A Hero in Spite of Himself by Robert M. Crunden
Clarence Darrow by Arthur and Lila Weinburg
Clarence Darrow for the Defense by Irving Stone, New York, New York, Doubleday & Company, Inc.: 1975
Clarence Darrow: A One-Man Play by David W. Rintels, Garden City, New York, Doubleday & Company, Inc.: 1975
Darrow: A Biography by Kevin Tierney, New York, New York, Thomas Y. Crowell Publishers: 1979
I Confess by Bengamin Gitlow
The People v. Clarence Darrow by Geoffrey Cowan




Here are some of his cases featured in Attorney for the Damned: Clarence Darrow in the Courtroom:

1898 THE KIDD CASE, OSHKOSH, WISCONSIN: Kidd, a union organizer, is charged with conspiracy, growing out of a strike in the large sash-and-door factory in Oshkosh.

1903 ANTHRACITE MINERS, SCRANTON AND PHILADELPHIA, PENNSYLVANIA: Darrow represents the United Mine Workers' union before President Theodore Roosevelt's Anthracite Miner's Convention, investigating conditions in the mines.

1907 STEVE ADAMS, WALLACE, IDAHO; HAYWOOD, MOYER, AND PETTIBONE, BOISE, IDAHO: Haywood, first of three union leaders tried for the murder of ex-Governor Steunenberg.

1912 DARROW IN HIS OWN DEFENSE, LOS ANGELES: Darrow is indicted and tried for attempted bribe of a juror in the McNamara case.

1924 DEBATE, NEW YORK: Darrow debates Judge Talley who challenged Darrow's views on crimes and capitol punishment.

1924 LEOPOLD AND LOEB, CHICAGO: Teen-age sons of two millionaires attempt the perfect crime: kidnapping and murder.
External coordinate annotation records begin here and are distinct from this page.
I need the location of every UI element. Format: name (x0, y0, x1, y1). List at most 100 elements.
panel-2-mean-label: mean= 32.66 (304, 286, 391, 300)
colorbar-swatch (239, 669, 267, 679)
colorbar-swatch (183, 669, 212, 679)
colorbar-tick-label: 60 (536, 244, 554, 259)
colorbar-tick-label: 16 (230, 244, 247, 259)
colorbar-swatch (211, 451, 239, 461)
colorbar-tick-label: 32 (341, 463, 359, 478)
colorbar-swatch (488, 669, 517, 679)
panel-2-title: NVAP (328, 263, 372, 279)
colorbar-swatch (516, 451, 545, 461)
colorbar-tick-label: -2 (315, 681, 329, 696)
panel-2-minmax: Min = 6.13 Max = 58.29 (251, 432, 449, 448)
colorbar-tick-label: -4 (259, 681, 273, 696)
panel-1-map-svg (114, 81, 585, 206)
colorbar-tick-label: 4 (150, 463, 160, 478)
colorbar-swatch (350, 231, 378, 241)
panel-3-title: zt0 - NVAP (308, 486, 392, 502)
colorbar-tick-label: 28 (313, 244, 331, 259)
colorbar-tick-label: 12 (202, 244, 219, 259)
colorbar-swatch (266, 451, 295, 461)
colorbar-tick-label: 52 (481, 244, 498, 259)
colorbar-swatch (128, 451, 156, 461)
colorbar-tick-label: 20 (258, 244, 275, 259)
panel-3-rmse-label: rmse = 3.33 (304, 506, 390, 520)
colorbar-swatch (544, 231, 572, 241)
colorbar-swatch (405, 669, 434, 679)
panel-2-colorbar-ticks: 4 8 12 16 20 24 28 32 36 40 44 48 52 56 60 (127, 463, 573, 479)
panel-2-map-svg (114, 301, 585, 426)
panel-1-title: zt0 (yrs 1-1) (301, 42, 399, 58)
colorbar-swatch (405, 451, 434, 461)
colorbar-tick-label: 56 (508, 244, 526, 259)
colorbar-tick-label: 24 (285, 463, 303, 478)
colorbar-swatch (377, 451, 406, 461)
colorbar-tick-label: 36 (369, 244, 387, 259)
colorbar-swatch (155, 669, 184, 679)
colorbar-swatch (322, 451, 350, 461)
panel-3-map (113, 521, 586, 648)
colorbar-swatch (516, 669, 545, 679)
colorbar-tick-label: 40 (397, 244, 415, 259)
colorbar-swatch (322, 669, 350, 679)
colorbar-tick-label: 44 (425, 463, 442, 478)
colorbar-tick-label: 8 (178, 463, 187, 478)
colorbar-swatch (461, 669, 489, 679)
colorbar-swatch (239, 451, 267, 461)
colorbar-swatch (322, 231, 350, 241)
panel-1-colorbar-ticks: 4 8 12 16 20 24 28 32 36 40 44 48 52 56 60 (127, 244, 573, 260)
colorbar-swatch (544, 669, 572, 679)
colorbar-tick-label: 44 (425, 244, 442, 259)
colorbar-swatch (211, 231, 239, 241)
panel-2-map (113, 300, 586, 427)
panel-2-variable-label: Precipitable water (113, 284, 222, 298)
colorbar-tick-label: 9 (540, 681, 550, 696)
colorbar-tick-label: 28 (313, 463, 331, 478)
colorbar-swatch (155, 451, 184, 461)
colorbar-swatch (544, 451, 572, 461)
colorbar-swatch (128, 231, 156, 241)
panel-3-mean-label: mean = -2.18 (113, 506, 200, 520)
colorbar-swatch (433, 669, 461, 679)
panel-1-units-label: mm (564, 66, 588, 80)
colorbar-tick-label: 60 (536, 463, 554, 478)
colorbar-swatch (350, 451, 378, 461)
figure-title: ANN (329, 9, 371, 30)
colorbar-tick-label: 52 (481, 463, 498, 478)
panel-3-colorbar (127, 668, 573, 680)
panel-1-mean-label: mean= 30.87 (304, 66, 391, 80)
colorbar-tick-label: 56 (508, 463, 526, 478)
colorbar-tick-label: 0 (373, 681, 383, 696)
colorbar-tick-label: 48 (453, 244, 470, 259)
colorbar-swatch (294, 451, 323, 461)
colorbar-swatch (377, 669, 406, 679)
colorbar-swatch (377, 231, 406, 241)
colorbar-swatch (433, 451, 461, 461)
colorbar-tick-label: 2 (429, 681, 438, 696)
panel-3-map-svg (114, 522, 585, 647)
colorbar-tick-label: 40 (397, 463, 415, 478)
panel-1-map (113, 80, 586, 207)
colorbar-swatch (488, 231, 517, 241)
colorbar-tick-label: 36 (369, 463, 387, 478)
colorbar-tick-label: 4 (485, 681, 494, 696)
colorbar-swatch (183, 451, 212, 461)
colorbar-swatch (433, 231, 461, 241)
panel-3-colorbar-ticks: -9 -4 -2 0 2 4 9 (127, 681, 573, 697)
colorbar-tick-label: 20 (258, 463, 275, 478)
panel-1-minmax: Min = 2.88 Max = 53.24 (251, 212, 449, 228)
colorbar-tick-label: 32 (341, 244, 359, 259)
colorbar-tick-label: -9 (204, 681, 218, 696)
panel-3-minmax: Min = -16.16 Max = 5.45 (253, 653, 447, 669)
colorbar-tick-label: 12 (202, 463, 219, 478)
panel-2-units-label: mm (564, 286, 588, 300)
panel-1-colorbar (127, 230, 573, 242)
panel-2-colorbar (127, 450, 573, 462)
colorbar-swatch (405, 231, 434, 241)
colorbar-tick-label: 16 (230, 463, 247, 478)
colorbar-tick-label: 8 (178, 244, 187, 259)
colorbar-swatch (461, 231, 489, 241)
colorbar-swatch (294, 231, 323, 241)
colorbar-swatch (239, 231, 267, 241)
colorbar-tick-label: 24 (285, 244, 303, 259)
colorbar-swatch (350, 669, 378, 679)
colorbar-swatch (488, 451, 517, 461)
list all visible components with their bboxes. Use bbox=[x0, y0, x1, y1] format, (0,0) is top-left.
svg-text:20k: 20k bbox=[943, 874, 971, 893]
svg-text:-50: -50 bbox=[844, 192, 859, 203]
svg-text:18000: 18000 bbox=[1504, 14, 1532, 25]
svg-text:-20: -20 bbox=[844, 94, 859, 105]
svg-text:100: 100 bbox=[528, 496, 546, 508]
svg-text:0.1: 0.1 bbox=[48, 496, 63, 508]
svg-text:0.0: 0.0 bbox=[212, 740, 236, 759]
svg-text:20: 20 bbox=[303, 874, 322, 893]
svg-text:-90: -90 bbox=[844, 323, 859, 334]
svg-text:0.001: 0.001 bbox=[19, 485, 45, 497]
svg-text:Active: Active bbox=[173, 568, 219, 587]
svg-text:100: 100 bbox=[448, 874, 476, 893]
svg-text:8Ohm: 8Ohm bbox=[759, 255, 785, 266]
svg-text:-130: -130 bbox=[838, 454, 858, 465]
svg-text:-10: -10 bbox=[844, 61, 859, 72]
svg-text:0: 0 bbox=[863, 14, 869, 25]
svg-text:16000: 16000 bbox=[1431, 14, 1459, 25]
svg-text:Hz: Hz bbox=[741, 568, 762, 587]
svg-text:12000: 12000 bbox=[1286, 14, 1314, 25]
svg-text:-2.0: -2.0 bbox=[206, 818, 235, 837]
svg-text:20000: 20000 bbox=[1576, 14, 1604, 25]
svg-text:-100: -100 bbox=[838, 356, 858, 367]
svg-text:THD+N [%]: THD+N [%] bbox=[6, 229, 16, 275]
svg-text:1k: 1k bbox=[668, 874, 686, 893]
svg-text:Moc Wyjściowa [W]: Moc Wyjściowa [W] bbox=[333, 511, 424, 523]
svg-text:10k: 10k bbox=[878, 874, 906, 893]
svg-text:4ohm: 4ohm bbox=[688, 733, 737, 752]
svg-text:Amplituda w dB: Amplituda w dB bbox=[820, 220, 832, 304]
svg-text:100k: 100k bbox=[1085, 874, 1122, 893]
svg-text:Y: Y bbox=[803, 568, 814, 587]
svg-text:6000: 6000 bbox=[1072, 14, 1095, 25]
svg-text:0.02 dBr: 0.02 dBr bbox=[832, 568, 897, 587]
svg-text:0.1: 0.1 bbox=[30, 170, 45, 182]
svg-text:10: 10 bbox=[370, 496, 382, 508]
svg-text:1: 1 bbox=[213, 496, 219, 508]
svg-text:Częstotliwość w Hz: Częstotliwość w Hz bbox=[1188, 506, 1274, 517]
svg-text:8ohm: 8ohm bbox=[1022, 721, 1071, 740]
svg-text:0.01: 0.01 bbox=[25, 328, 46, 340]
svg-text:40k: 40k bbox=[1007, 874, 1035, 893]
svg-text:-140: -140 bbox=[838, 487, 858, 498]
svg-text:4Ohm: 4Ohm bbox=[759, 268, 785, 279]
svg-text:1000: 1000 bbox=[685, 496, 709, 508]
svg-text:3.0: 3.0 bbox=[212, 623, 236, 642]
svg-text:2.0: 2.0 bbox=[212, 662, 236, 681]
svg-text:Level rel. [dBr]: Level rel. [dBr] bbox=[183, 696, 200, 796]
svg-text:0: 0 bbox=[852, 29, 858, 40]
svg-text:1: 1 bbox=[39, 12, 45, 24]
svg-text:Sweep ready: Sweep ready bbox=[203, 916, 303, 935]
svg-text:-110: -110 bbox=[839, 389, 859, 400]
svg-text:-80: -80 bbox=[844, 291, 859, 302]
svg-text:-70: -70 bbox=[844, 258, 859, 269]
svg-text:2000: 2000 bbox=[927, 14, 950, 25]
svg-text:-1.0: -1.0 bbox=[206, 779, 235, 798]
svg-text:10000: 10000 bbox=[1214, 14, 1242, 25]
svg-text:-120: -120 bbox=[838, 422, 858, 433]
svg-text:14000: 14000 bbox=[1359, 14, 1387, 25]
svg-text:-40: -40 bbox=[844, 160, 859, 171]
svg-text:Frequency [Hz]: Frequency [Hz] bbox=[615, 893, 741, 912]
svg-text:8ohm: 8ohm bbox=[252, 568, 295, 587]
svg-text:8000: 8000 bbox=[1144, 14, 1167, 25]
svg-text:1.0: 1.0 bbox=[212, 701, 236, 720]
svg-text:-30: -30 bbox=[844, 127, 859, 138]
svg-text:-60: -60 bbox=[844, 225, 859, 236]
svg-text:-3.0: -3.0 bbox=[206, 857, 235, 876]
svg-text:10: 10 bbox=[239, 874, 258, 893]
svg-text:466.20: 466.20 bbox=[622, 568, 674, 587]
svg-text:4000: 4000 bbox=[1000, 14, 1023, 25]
They killed 14-year-old neighbor Bobby Franks for intellectual sport - Darrow worked to save them from the death penalty as they received life in prison

1925 THE SCOPES EVOLUTION CASE, DAYTON, TENNESSEE: Darrow meets William Jennings Bryan in the famous "Scopes-Monkey Trial", defending John Scopes.

1926 THE SWEET CASE, DETROIT: A white mob in Detroit attempted to drive a black family out of the home they had purchased in a white neighborhood. In the struggle, a white man was killed, and the eleven blacks in the house were arrested and charged with murder. Dr. Henry Sweet was brought to trial and after an initial deadlock, Darrow argued to the all-white jury: "I insist that there is nothing but prejudice in this case; that if it was reversed and eleven white men had shot and killed a black while protecting their home and their lives against a mob of blacks, nobody would have dreamed of having them indicted. They would have been given medals instead..." They were found not guilty.

1932 THE MASSIE CASE, HONOLULU: A strange and puzzling case, a study of psychology; kidnapping and murder because of honor.